Following the initial step, the machine enters the main cycling phase, which is repeated 25 to 40 times. Each cycle begins with a denaturation step, where the temperature is raised again to 94°C to 98°C for about 30 seconds, causing the newly formed double-stranded DNA to separate.
Next, the temperature is rapidly lowered to the annealing stage, which lasts for 30 seconds to two minutes. The specific annealing temperature is set to be a few degrees below the melting temperature of the primers, between 50°C and 70°C, allowing the primers to bind specifically to their complementary sequences. If the temperature is too high, the primers will not bind; if too low, they may bind non-specifically, leading to unwanted products.
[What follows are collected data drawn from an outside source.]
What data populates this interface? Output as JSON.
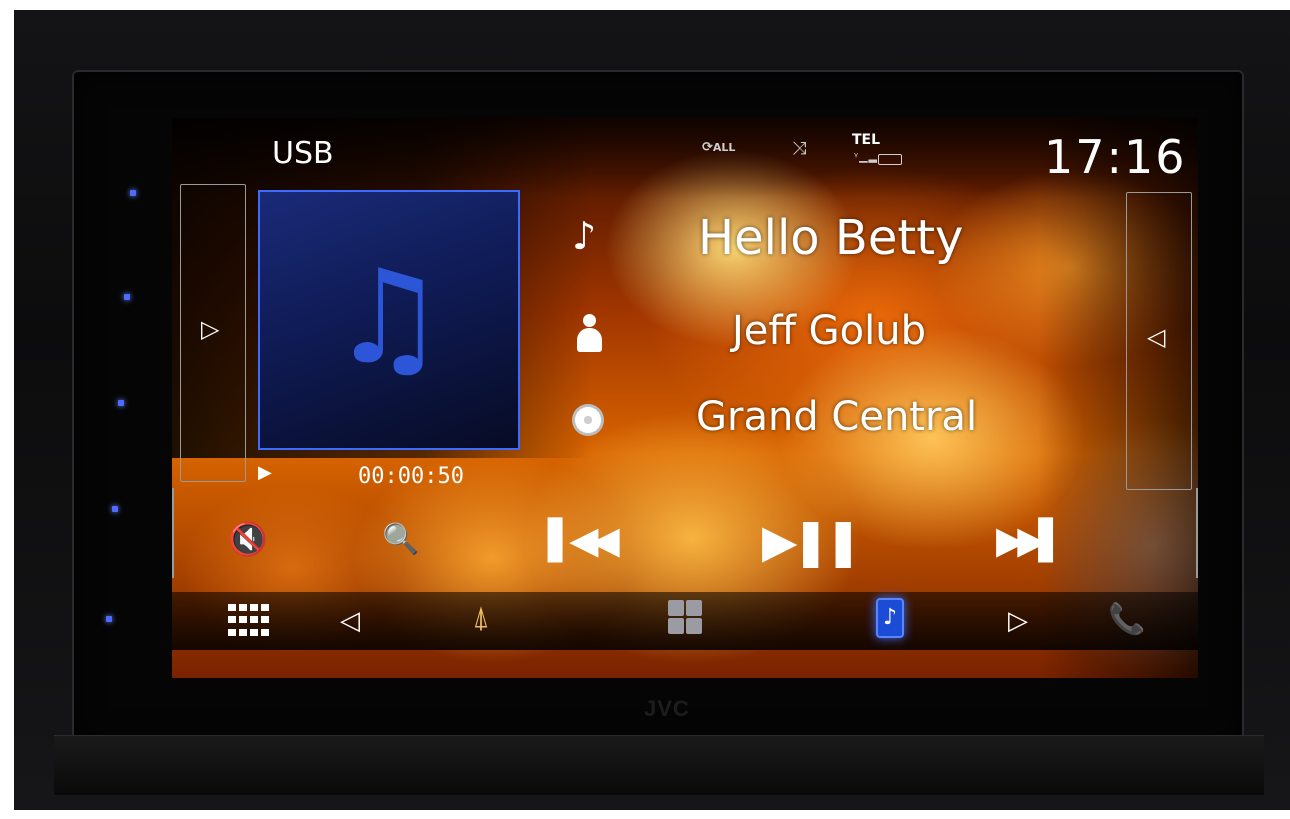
{
  "header": {
    "source": "USB",
    "status": {
      "repeat_label": "ALL",
      "tel_label": "TEL"
    },
    "clock": "17:16"
  },
  "now_playing": {
    "title": "Hello Betty",
    "artist": "Jeff Golub",
    "album": "Grand Central",
    "elapsed": "00:00:50"
  },
  "device": {
    "brand": "JVC"
  },
  "icons": {
    "mute": "mute-icon",
    "search": "search-icon",
    "prev": "skip-previous-icon",
    "play_pause": "play-pause-icon",
    "next": "skip-next-icon",
    "menu": "grid-menu-icon",
    "tuner": "antenna-icon",
    "widgets": "widgets-icon",
    "media": "music-icon",
    "phone": "phone-icon"
  },
  "colors": {
    "accent": "#3b6cff",
    "album_art_bg": "#1a2a78",
    "tuner": "#f0c060"
  }
}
The final step of the cycle is extension or elongation, where the temperature is raised to the optimal working temperature for Taq polymerase, 72°C. At this temperature, the polymerase binds to the primer-template complex and begins synthesizing a new complementary DNA strand by adding dNTPs. The duration of this step is determined by the length of the target DNA, requiring one minute for every 1,000 base pairs to be copied. The thermocycler lid is also heated above 100°C to prevent water vapor from condensing on the tube walls, which would change the concentration of the reaction components.
Analyzing the Results
Once the thermal cycling program is complete, the resulting amplified DNA, known as the amplicon, is not visible to the naked eye. The success of the setup is confirmed using agarose gel electrophoresis, a standard method for separating DNA fragments. The PCR product is loaded into wells of an agarose gel, a porous matrix, and an electric current is applied.
The negatively charged DNA molecules migrate through the gel toward the positive electrode, with smaller fragments moving faster than larger ones. The gel contains a fluorescent dye that binds to the DNA, allowing the fragments to be visualized under ultraviolet light. By comparing the migration distance of the sample DNA to a molecular weight marker, or “ladder,” researchers confirm if the product is the correct size for the intended target sequence.
The presence of a distinct band at the expected size indicates a successful amplification of the target DNA. Conversely, the absence of a band or the presence of multiple, incorrectly sized bands suggests a problem with the reaction setup, such as contamination or non-specific primer binding. Analyzing the positive and negative controls run alongside the samples helps to validate the results and confirm that the reaction functioned as expected.